Dans une lettre ouverte, Gérard Bélanger, de l'Université Laval, et Jean-Thomas Bernard, maintenant professeur invité à l'Université d'Ottawa, avancent que le premier ministre Jean Charest se trompe lorsqu'il dit que ce type de contrat pour vendre de l'énergie à la multinationale est rentable.
Les deux experts commentent les propos que M. Charest a tenus le 2 février. Ils reviennent sur une entrevue portant sur «la rentabilité des projets hydroélectriques actuels et à venir [...] où une partie de cette électricité servira à satisfaire» les nouvelles entreprises industrielles, nées du Plan Nord.
Les deux économistes reprochent au premier ministre de confondre coût marginal et coût moyen de la production d'énergie. Le premier concept a trait au prix pour fabriquer l'énergie destinée à de nouveaux utilisateurs. Selon eux, il faut compter 0,10 $ le kilowattheure pour les futures centrales de La Romaine, sur la Côte-Nord.
Le coût moyen, poursuivent les deux experts, prend en compte ce qui sort des centrales, y compris les plus anciennes, et ce qui proviendra de futures turbines. Ce prix est estimé à 0,0214 $/kWh, rappellent-ils.
La semaine dernière, le Parti québécois a critiqué le gouvernement Charest d'avoir accordé à la minière ArcelorMittal le tarif L, dont bénéficient les grands consommateurs industriels d'énergie. Le taux est alors de 0,045 $/kWh.
«Il n'est pas rentable de développer de l'électricité à 0,10 $/kWh pour la vendre à 0,045 $\kWh, laissent tomber MM. Bernard et Bélanger. La moyenne des coûts de l'ancienne et de la nouvelle électricité n'a pas de rôle à jouer dans une analyse de rentabilité.»
Jean-Thomas Bernard a souvent critiqué le recours au tarif préférentiel L pour attirer des entreprises. Le Soleil a publié, en novembre, un article où l'économiste a calculé que le nouveau contrat d'approvisionnement à Aluminerie Alouette, pour un bloc d'énergie de 500 mégawatts, coûtera aux Québécois 174 millions$ par an, pendant 30 ans.
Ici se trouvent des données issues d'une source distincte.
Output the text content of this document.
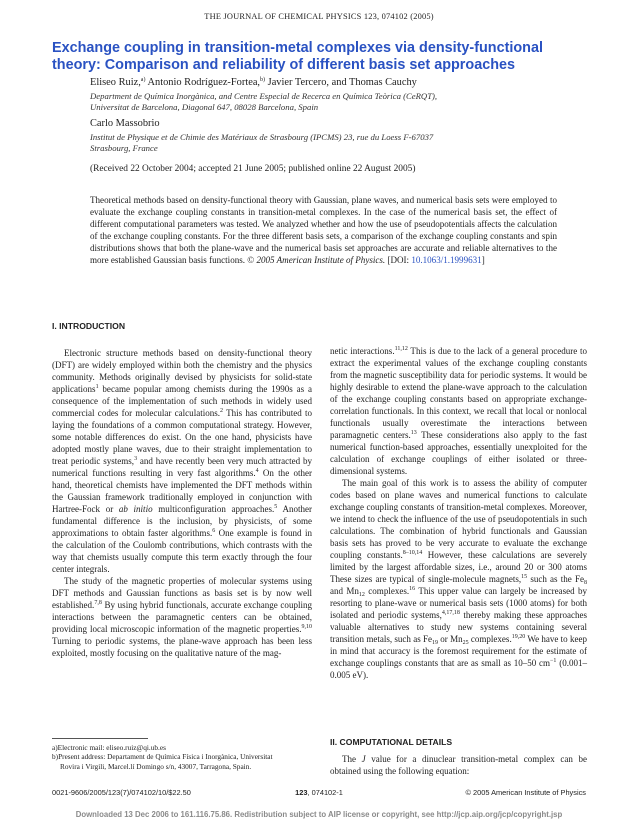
THE JOURNAL OF CHEMICAL PHYSICS 123, 074102 (2005)
Exchange coupling in transition-metal complexes via density-functional theory: Comparison and reliability of different basis set approaches
Eliseo Ruiz,$^{a)}$ Antonio Rodríguez-Fortea,$^{b)}$ Javier Tercero, and Thomas Cauchy
Department de Química Inorgànica, and Centre Especial de Recerca en Química Teòrica (CeRQT),
Universitat de Barcelona, Diagonal 647, 08028 Barcelona, Spain
Carlo Massobrio
Institut de Physique et de Chimie des Matériaux de Strasbourg (IPCMS) 23, rue du Loess F-67037
Strasbourg, France
(Received 22 October 2004; accepted 21 June 2005; published online 22 August 2005)
Theoretical methods based on density-functional theory with Gaussian, plane waves, and numerical basis sets were employed to evaluate the exchange coupling constants in transition-metal complexes. In the case of the numerical basis set, the effect of different computational parameters was tested. We analyzed whether and how the use of pseudopotentials affects the calculation of the exchange coupling constants. For the three different basis sets, a comparison of the exchange coupling constants and spin distributions shows that both the plane-wave and the numerical basis set approaches are accurate and reliable alternatives to the more established Gaussian basis functions. © 2005 American Institute of Physics. [DOI: 10.1063/1.1999631]
I. INTRODUCTION

Electronic structure methods based on density-functional theory (DFT) are widely employed within both the chemistry and the physics community. Methods originally devised by physicists for solid-state applications$^1$ became popular among chemists during the 1990s as a consequence of the implementation of such methods in widely used commercial codes for molecular calculations.$^2$ This has contributed to laying the foundations of a common computational strategy. However, some notable differences do exist. On the one hand, physicists have adopted mostly plane waves, due to their straight implementation to treat periodic systems,$^3$ and have recently been very much attracted by numerical functions resulting in very fast algorithms.$^4$ On the other hand, theoretical chemists have implemented the DFT methods within the Gaussian framework traditionally employed in conjunction with Hartree-Fock or ab initio multiconfiguration approaches.$^5$ Another fundamental difference is the inclusion, by physicists, of some approximations to obtain faster algorithms.$^6$ One example is found in the calculation of the Coulomb contributions, which contrasts with the way that chemists usually compute this term exactly through the four center integrals.

The study of the magnetic properties of molecular systems using DFT methods and Gaussian functions as basis set is by now well established.$^{7,8}$ By using hybrid functionals, accurate exchange coupling interactions between the paramagnetic centers can be obtained, providing local microscopic information of the magnetic properties.$^{9,10}$ Turning to periodic systems, the plane-wave approach has been less exploited, mostly focusing on the qualitative nature of the mag-

netic interactions.$^{11,12}$ This is due to the lack of a general procedure to extract the experimental values of the exchange coupling constants from the magnetic susceptibility data for periodic systems. It would be highly desirable to extend the plane-wave approach to the calculation of the exchange coupling constants based on appropriate exchange-correlation functionals. In this context, we recall that local or nonlocal functionals usually overestimate the interactions between paramagnetic centers.$^{13}$ These considerations also apply to the fast numerical function-based approaches, essentially unexploited for the calculation of exchange couplings of either isolated or three-dimensional systems.

The main goal of this work is to assess the ability of computer codes based on plane waves and numerical functions to calculate exchange coupling constants of transition-metal complexes. Moreover, we intend to check the influence of the use of pseudopotentials in such calculations. The combination of hybrid functionals and Gaussian basis sets has proved to be very accurate to evaluate the exchange coupling constants.$^{8-10,14}$ However, these calculations are severely limited by the largest affordable sizes, i.e., around 20 or 300 atoms These sizes are typical of single-molecule magnets,$^{15}$ such as the $Fe_8$ and $Mn_{12}$ complexes.$^{16}$ This upper value can largely be increased by resorting to plane-wave or numerical basis sets (1000 atoms) for both isolated and periodic systems,$^{4,17,18}$ thereby making these approaches valuable alternatives to study new systems containing several transition metals, such as $Fe_{19}$ or $Mn_{25}$ complexes.$^{19,20}$ We have to keep in mind that accuracy is the foremost requirement for the estimate of exchange couplings constants that are as small as 10–50 $cm^{-1}$ (0.001–0.005 eV).

II. COMPUTATIONAL DETAILS

The J value for a dinuclear transition-metal complex can be obtained using the following equation:

a)Electronic mail: eliseo.ruiz@qi.ub.es
b)Present address: Departament de Química Física i Inorgànica, Universitat
Rovira i Virgili, Marcel.lí Domingo s/n, 43007, Tarragona, Spain.
0021-9606/2005/123(7)/074102/10/$22.50	123, 074102-1	© 2005 American Institute of Physics
Downloaded 13 Dec 2006 to 161.116.75.86. Redistribution subject to AIP license or copyright, see http://jcp.aip.org/jcp/copyright.jsp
Lors d'un entretien téléphonique, l'ex-professeur au département d'économique de Laval a réitéré que la méthode de facturation de l'énergie équivaut à «exporter l'électricité à travers les lingots [d'aluminium]. C'est plus rentable de l'exporter par des fils».
Mais ce n'est pas non plus un gage de profitabilité, a terminé M. Bernard, en faisant référence au contrat de vente qu'Hydro a conclu avec l'État américain du Vermont. Le prix est de 0,052 $ le kilowattheure, près de deux fois inférieur à la production des nouvelles centrales.